Pensa alle ruberie più strepitose,
     Se d’Arpia battezzata ovver giudea
     Ma’ mai t’hanno ghermito ugne famose;

Son tutte al paragone una miscea:
     Questo socero tuo, guarda se pela,
     Non le sogna nemmanco per idea.

Figlio e nipote per lunga sequela
     D’anni continuando il mio mestiere,
     Nel mar dell’angherie spiegò la vela.
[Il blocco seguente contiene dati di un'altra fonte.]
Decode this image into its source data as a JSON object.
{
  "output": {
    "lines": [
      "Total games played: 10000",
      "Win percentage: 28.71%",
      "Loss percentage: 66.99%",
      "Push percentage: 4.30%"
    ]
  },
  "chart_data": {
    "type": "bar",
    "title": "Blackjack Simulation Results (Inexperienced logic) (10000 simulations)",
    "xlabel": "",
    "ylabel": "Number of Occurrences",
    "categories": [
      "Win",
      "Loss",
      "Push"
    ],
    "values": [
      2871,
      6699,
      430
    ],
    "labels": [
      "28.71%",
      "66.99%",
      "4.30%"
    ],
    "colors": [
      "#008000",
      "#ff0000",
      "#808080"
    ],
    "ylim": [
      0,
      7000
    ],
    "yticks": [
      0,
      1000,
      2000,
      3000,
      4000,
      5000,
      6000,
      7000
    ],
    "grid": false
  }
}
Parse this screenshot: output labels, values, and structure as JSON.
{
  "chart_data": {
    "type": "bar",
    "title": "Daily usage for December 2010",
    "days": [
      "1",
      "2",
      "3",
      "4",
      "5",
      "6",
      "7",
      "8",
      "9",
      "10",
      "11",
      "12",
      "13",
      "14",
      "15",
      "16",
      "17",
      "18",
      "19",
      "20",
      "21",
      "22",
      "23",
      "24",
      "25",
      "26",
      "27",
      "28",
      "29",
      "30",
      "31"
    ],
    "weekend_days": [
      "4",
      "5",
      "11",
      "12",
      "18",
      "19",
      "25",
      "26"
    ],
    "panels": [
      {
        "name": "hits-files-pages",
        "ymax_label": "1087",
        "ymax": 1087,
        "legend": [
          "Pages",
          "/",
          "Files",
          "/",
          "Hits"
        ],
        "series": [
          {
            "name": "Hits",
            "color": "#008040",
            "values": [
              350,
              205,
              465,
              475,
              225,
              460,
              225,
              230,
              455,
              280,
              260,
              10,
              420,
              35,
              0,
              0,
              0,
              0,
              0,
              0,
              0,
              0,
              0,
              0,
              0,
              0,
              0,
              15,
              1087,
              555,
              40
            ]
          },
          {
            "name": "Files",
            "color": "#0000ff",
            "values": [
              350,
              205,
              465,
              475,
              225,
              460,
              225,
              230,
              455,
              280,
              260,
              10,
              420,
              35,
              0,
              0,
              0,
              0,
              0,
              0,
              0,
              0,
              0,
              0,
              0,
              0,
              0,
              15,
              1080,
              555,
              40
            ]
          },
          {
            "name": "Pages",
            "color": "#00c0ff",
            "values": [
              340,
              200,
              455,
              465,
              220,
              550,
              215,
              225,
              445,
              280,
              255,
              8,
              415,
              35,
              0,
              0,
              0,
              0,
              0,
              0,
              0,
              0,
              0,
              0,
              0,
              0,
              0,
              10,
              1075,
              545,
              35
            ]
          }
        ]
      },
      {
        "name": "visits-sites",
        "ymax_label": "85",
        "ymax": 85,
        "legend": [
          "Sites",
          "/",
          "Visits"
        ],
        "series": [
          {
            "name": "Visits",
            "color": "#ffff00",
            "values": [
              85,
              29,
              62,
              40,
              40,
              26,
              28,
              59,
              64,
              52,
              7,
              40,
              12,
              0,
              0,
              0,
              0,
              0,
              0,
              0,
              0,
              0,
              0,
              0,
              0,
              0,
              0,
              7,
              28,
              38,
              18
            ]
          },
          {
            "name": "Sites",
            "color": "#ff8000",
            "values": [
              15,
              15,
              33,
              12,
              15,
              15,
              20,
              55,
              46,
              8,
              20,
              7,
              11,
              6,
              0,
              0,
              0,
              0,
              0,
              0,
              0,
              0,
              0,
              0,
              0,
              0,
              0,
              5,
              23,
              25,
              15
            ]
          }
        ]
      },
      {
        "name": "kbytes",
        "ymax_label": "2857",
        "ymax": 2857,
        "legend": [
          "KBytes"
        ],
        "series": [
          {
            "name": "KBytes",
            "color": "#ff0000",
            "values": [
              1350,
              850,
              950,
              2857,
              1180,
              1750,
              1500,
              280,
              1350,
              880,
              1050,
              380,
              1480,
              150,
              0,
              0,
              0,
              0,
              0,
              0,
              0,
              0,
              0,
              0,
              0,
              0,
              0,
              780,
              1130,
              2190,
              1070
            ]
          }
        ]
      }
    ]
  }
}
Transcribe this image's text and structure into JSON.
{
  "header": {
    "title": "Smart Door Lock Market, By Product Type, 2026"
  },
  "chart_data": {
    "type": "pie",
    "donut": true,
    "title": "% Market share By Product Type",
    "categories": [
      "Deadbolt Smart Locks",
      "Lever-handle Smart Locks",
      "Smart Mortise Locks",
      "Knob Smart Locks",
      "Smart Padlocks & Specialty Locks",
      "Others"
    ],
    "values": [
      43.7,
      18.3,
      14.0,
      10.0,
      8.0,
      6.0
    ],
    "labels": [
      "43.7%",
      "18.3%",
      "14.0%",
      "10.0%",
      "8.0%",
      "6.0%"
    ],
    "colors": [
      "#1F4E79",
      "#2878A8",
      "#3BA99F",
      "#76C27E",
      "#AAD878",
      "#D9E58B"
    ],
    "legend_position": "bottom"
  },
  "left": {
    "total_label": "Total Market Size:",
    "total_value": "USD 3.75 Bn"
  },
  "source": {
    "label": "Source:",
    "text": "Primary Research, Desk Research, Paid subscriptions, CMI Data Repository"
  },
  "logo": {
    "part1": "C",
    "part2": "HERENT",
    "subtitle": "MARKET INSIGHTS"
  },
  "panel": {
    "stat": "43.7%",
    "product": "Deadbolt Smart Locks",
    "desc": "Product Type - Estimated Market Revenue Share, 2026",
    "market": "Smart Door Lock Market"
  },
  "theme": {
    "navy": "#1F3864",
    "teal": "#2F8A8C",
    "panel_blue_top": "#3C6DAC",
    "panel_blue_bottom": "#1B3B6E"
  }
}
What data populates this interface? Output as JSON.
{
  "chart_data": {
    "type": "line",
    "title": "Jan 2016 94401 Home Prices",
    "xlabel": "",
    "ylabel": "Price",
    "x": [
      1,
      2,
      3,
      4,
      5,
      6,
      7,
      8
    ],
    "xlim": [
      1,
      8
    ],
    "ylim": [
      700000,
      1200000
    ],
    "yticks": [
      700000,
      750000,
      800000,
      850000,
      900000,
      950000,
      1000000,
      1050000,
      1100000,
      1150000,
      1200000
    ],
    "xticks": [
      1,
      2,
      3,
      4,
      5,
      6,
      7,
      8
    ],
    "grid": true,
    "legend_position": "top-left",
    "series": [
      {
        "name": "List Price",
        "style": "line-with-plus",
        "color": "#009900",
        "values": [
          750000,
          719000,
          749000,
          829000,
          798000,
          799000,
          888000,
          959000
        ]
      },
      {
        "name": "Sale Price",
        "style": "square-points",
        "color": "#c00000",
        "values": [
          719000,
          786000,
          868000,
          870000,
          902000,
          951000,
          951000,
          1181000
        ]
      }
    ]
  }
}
Quelle nostre repubbliche sì fiere,
     Moge obbediano un Duca, un Vicerè,
     Che significa birro e gabelliere,

Quando un postero mio degno di me
     Rimpatriò ricchissimo, e il Bargello
     Del suo rimpatriar seppe il perchè.

E qui mutando penne il nuovo uccello,
     Fatta la roba, fece la persona,
     E calò della Corte allo zimbello.

Da quel momento in casa ti risuona
     Un titolaccio col superlativo,
     E a bisdosso dell’arme hai la Corona.

Aulico branco nè morto nè vivo
     Da costui fino a te fu la famiglia,
     Ebete d’ozio e in vivere lascivo,

Ridotto al verde per dorar la briglia:
     Perchè ti penti, o bestia cortigiana?
     Prendi dell’usurier, prendi la figlia.

Chè siam tutti d’un pelo e d’una lana.